Ungefähr zwei Jahre habe Mitglieder des Hofstaats und Freunde am Prinzenwagen gebaut, erklärt Prinz Stefan I. (Stefan Peters). Da sein elfjähriger Sohn Sohn Bastian ein großer Feuerwehrfan und in Andernach auch bei der Jugendfeuerwehr sei, hätten sie sich für einen Feuerwehrwagen als Motiv entschieden. Zum Glück könnten die Tollitäten nun mit einem Wagen fahren, der beim Festausschuss auch „Kutsche“ genannt wird. Damit die Arbeit nicht ganz umsonst sei, würde versucht, am Ende der Session die Aufbauten zu entfernen und im kommenden Jahr diese auf einem neuen Untergestell zu befestigen.

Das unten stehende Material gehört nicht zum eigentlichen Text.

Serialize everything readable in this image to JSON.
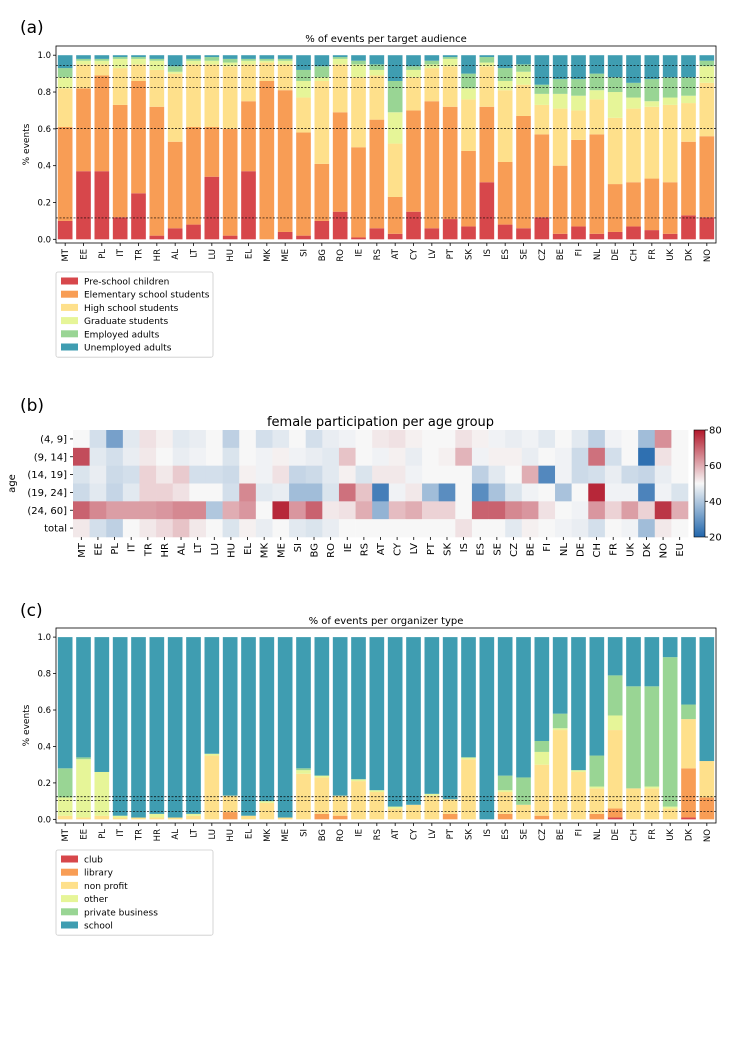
{
  "panel_labels": [
    "(a)",
    "(b)",
    "(c)"
  ],
  "chart_data": [
    {
      "type": "bar",
      "stacked": true,
      "title": "% of events per target audience",
      "xlabel": "",
      "ylabel": "% events",
      "ylim": [
        0,
        1.0
      ],
      "yticks": [
        "0.0",
        "0.2",
        "0.4",
        "0.6",
        "0.8",
        "1.0"
      ],
      "reference_lines": [
        0.116,
        0.602,
        0.825,
        0.878,
        0.945
      ],
      "legend_position": "bottom-left",
      "categories": [
        "MT",
        "EE",
        "PL",
        "IT",
        "TR",
        "HR",
        "AL",
        "LT",
        "LU",
        "HU",
        "EL",
        "MK",
        "ME",
        "SI",
        "BG",
        "RO",
        "IE",
        "RS",
        "AT",
        "CY",
        "LV",
        "PT",
        "SK",
        "IS",
        "ES",
        "SE",
        "CZ",
        "BE",
        "FI",
        "NL",
        "DE",
        "CH",
        "FR",
        "UK",
        "DK",
        "NO"
      ],
      "series": [
        {
          "name": "Pre-school children",
          "color": "#d7474b",
          "values": [
            0.1,
            0.37,
            0.37,
            0.12,
            0.25,
            0.02,
            0.06,
            0.08,
            0.34,
            0.02,
            0.37,
            0.0,
            0.04,
            0.02,
            0.1,
            0.15,
            0.01,
            0.06,
            0.03,
            0.15,
            0.06,
            0.11,
            0.07,
            0.31,
            0.08,
            0.06,
            0.12,
            0.03,
            0.07,
            0.03,
            0.04,
            0.07,
            0.05,
            0.03,
            0.13,
            0.12
          ]
        },
        {
          "name": "Elementary school students",
          "color": "#f89d55",
          "values": [
            0.51,
            0.45,
            0.52,
            0.61,
            0.61,
            0.7,
            0.47,
            0.53,
            0.27,
            0.58,
            0.38,
            0.86,
            0.77,
            0.56,
            0.31,
            0.54,
            0.49,
            0.59,
            0.2,
            0.55,
            0.69,
            0.61,
            0.41,
            0.41,
            0.34,
            0.61,
            0.45,
            0.37,
            0.47,
            0.54,
            0.26,
            0.24,
            0.28,
            0.28,
            0.4,
            0.44
          ]
        },
        {
          "name": "High school students",
          "color": "#fee08b",
          "values": [
            0.21,
            0.13,
            0.06,
            0.2,
            0.09,
            0.2,
            0.37,
            0.34,
            0.34,
            0.34,
            0.2,
            0.1,
            0.14,
            0.19,
            0.45,
            0.26,
            0.38,
            0.24,
            0.29,
            0.18,
            0.18,
            0.22,
            0.28,
            0.22,
            0.39,
            0.17,
            0.16,
            0.31,
            0.16,
            0.19,
            0.36,
            0.4,
            0.39,
            0.42,
            0.21,
            0.29
          ]
        },
        {
          "name": "Graduate students",
          "color": "#e6f598",
          "values": [
            0.06,
            0.02,
            0.02,
            0.05,
            0.03,
            0.05,
            0.01,
            0.02,
            0.02,
            0.02,
            0.02,
            0.01,
            0.02,
            0.09,
            0.02,
            0.03,
            0.07,
            0.03,
            0.17,
            0.04,
            0.02,
            0.04,
            0.06,
            0.02,
            0.05,
            0.07,
            0.06,
            0.08,
            0.08,
            0.05,
            0.14,
            0.06,
            0.03,
            0.04,
            0.04,
            0.09
          ]
        },
        {
          "name": "Employed adults",
          "color": "#99d594",
          "values": [
            0.05,
            0.01,
            0.01,
            0.01,
            0.01,
            0.01,
            0.03,
            0.01,
            0.02,
            0.02,
            0.01,
            0.01,
            0.01,
            0.06,
            0.06,
            0.01,
            0.02,
            0.03,
            0.17,
            0.02,
            0.02,
            0.01,
            0.08,
            0.03,
            0.07,
            0.04,
            0.05,
            0.08,
            0.09,
            0.09,
            0.08,
            0.08,
            0.12,
            0.11,
            0.1,
            0.03
          ]
        },
        {
          "name": "Unemployed adults",
          "color": "#3f9db1",
          "values": [
            0.07,
            0.02,
            0.02,
            0.01,
            0.01,
            0.02,
            0.06,
            0.02,
            0.01,
            0.02,
            0.02,
            0.02,
            0.02,
            0.08,
            0.06,
            0.01,
            0.03,
            0.05,
            0.14,
            0.06,
            0.03,
            0.01,
            0.1,
            0.01,
            0.07,
            0.05,
            0.16,
            0.13,
            0.13,
            0.1,
            0.12,
            0.15,
            0.13,
            0.12,
            0.12,
            0.03
          ]
        }
      ]
    },
    {
      "type": "heatmap",
      "title": "female participation per age group",
      "xlabel": "",
      "ylabel": "age",
      "columns": [
        "MT",
        "EE",
        "PL",
        "IT",
        "TR",
        "HR",
        "AL",
        "LT",
        "LU",
        "HU",
        "EL",
        "MK",
        "ME",
        "SI",
        "BG",
        "RO",
        "IE",
        "RS",
        "AT",
        "CY",
        "LV",
        "PT",
        "SK",
        "IS",
        "ES",
        "SE",
        "CZ",
        "BE",
        "FI",
        "NL",
        "DE",
        "CH",
        "FR",
        "UK",
        "DK",
        "NO",
        "EU"
      ],
      "rows": [
        "(4, 9]",
        "(9, 14]",
        "(14, 19]",
        "(19, 24]",
        "(24, 60]",
        "total"
      ],
      "colorbar": {
        "min": 20,
        "max": 80,
        "ticks": [
          "20",
          "40",
          "60",
          "80"
        ],
        "low_color": "#2166ac",
        "mid_color": "#f7f7f7",
        "high_color": "#b2182b"
      },
      "values": [
        [
          50,
          45,
          32,
          47,
          53,
          51,
          47,
          48,
          50,
          42,
          50,
          45,
          47,
          50,
          45,
          48,
          49,
          50,
          52,
          53,
          51,
          50,
          50,
          53,
          51,
          49,
          48,
          49,
          47,
          50,
          47,
          42,
          49,
          50,
          38,
          64,
          50
        ],
        [
          73,
          47,
          45,
          48,
          52,
          50,
          48,
          49,
          50,
          46,
          50,
          49,
          51,
          49,
          48,
          47,
          57,
          50,
          49,
          51,
          48,
          50,
          51,
          59,
          49,
          51,
          51,
          48,
          50,
          49,
          44,
          68,
          45,
          50,
          22,
          53,
          50
        ],
        [
          46,
          48,
          44,
          45,
          55,
          52,
          56,
          45,
          45,
          44,
          51,
          49,
          53,
          43,
          44,
          47,
          51,
          46,
          52,
          52,
          49,
          50,
          50,
          50,
          42,
          47,
          50,
          60,
          27,
          49,
          44,
          45,
          48,
          44,
          43,
          48,
          50
        ],
        [
          44,
          47,
          43,
          47,
          55,
          55,
          53,
          50,
          50,
          45,
          65,
          47,
          48,
          38,
          38,
          46,
          68,
          57,
          25,
          49,
          52,
          38,
          28,
          50,
          28,
          39,
          46,
          49,
          50,
          39,
          50,
          78,
          49,
          49,
          26,
          49,
          46
        ],
        [
          70,
          65,
          62,
          62,
          62,
          63,
          65,
          65,
          40,
          60,
          63,
          50,
          78,
          63,
          70,
          52,
          53,
          60,
          36,
          58,
          60,
          55,
          55,
          50,
          70,
          70,
          65,
          63,
          53,
          50,
          49,
          63,
          55,
          62,
          55,
          76,
          60
        ],
        [
          52,
          45,
          42,
          50,
          52,
          54,
          57,
          52,
          50,
          46,
          51,
          48,
          50,
          47,
          46,
          48,
          50,
          50,
          50,
          50,
          50,
          50,
          50,
          53,
          50,
          50,
          47,
          51,
          50,
          49,
          48,
          45,
          50,
          49,
          38,
          52,
          50
        ]
      ]
    },
    {
      "type": "bar",
      "stacked": true,
      "title": "% of events per organizer type",
      "xlabel": "",
      "ylabel": "% events",
      "ylim": [
        0,
        1.0
      ],
      "yticks": [
        "0.0",
        "0.2",
        "0.4",
        "0.6",
        "0.8",
        "1.0"
      ],
      "reference_lines": [
        0.044,
        0.103,
        0.124
      ],
      "legend_position": "bottom-left",
      "categories": [
        "MT",
        "EE",
        "PL",
        "IT",
        "TR",
        "HR",
        "AL",
        "LT",
        "LU",
        "HU",
        "EL",
        "MK",
        "ME",
        "SI",
        "BG",
        "RO",
        "IE",
        "RS",
        "AT",
        "CY",
        "LV",
        "PT",
        "SK",
        "IS",
        "ES",
        "SE",
        "CZ",
        "BE",
        "FI",
        "NL",
        "DE",
        "CH",
        "FR",
        "UK",
        "DK",
        "NO"
      ],
      "series": [
        {
          "name": "club",
          "color": "#d7474b",
          "values": [
            0.0,
            0.0,
            0.0,
            0.0,
            0.0,
            0.0,
            0.0,
            0.0,
            0.0,
            0.0,
            0.0,
            0.0,
            0.0,
            0.0,
            0.0,
            0.0,
            0.0,
            0.0,
            0.0,
            0.0,
            0.0,
            0.0,
            0.0,
            0.0,
            0.0,
            0.0,
            0.0,
            0.0,
            0.0,
            0.0,
            0.01,
            0.0,
            0.0,
            0.0,
            0.01,
            0.0
          ]
        },
        {
          "name": "library",
          "color": "#f89d55",
          "values": [
            0.0,
            0.0,
            0.0,
            0.0,
            0.0,
            0.0,
            0.0,
            0.0,
            0.0,
            0.04,
            0.0,
            0.0,
            0.0,
            0.0,
            0.03,
            0.02,
            0.0,
            0.0,
            0.0,
            0.0,
            0.0,
            0.03,
            0.0,
            0.0,
            0.03,
            0.0,
            0.02,
            0.0,
            0.0,
            0.03,
            0.05,
            0.0,
            0.0,
            0.0,
            0.27,
            0.12
          ]
        },
        {
          "name": "non profit",
          "color": "#fee08b",
          "values": [
            0.02,
            0.01,
            0.02,
            0.01,
            0.01,
            0.01,
            0.01,
            0.02,
            0.35,
            0.09,
            0.02,
            0.09,
            0.01,
            0.25,
            0.2,
            0.11,
            0.21,
            0.15,
            0.06,
            0.08,
            0.13,
            0.08,
            0.33,
            0.0,
            0.12,
            0.08,
            0.28,
            0.49,
            0.26,
            0.14,
            0.43,
            0.17,
            0.17,
            0.06,
            0.27,
            0.2
          ]
        },
        {
          "name": "other",
          "color": "#e6f598",
          "values": [
            0.1,
            0.32,
            0.24,
            0.01,
            0.0,
            0.02,
            0.0,
            0.01,
            0.01,
            0.0,
            0.0,
            0.01,
            0.0,
            0.02,
            0.01,
            0.0,
            0.01,
            0.01,
            0.01,
            0.0,
            0.01,
            0.0,
            0.01,
            0.0,
            0.01,
            0.0,
            0.07,
            0.01,
            0.01,
            0.01,
            0.08,
            0.0,
            0.01,
            0.01,
            0.0,
            0.0
          ]
        },
        {
          "name": "private business",
          "color": "#99d594",
          "values": [
            0.16,
            0.01,
            0.0,
            0.0,
            0.0,
            0.0,
            0.0,
            0.0,
            0.0,
            0.0,
            0.0,
            0.0,
            0.0,
            0.01,
            0.0,
            0.0,
            0.0,
            0.0,
            0.0,
            0.0,
            0.0,
            0.0,
            0.0,
            0.0,
            0.08,
            0.15,
            0.06,
            0.08,
            0.0,
            0.17,
            0.22,
            0.56,
            0.55,
            0.82,
            0.08,
            0.0
          ]
        },
        {
          "name": "school",
          "color": "#3f9db1",
          "values": [
            0.72,
            0.66,
            0.74,
            0.98,
            0.99,
            0.97,
            0.99,
            0.97,
            0.64,
            0.87,
            0.98,
            0.9,
            0.99,
            0.72,
            0.76,
            0.87,
            0.78,
            0.84,
            0.93,
            0.92,
            0.86,
            0.89,
            0.66,
            1.0,
            0.76,
            0.77,
            0.57,
            0.42,
            0.73,
            0.65,
            0.21,
            0.27,
            0.27,
            0.11,
            0.37,
            0.68
          ]
        }
      ]
    }
  ]
}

Gute Gemeinschaft der Wagenbauer
Nach dem Einzug der Tollitäten in die Halle richtete sich der Prinz mit einem Dank an den Festausschuss: „Claus Peitz und Jürgen Senft haben alles versucht, damit der Wagen doch noch fährt.“ Er lobte ebenso die Wagenbauer: „Die Gemeinschaft hier ist einfach phänomenal.“ Daraufhin zeichnete er Torsten Fleischer sowie Jürgen Kuth und Achim Wölbert mit der Prinzenspange für ihr Engagement aus und Helga Zimmer, die mit ihrem Mann Josef Zimmer in der Gruppe „Bermuda Wagenbau“ – besteht seit 1997 – wirkt, erhielt das Festausschuss Kreuz für ihre Verdienste.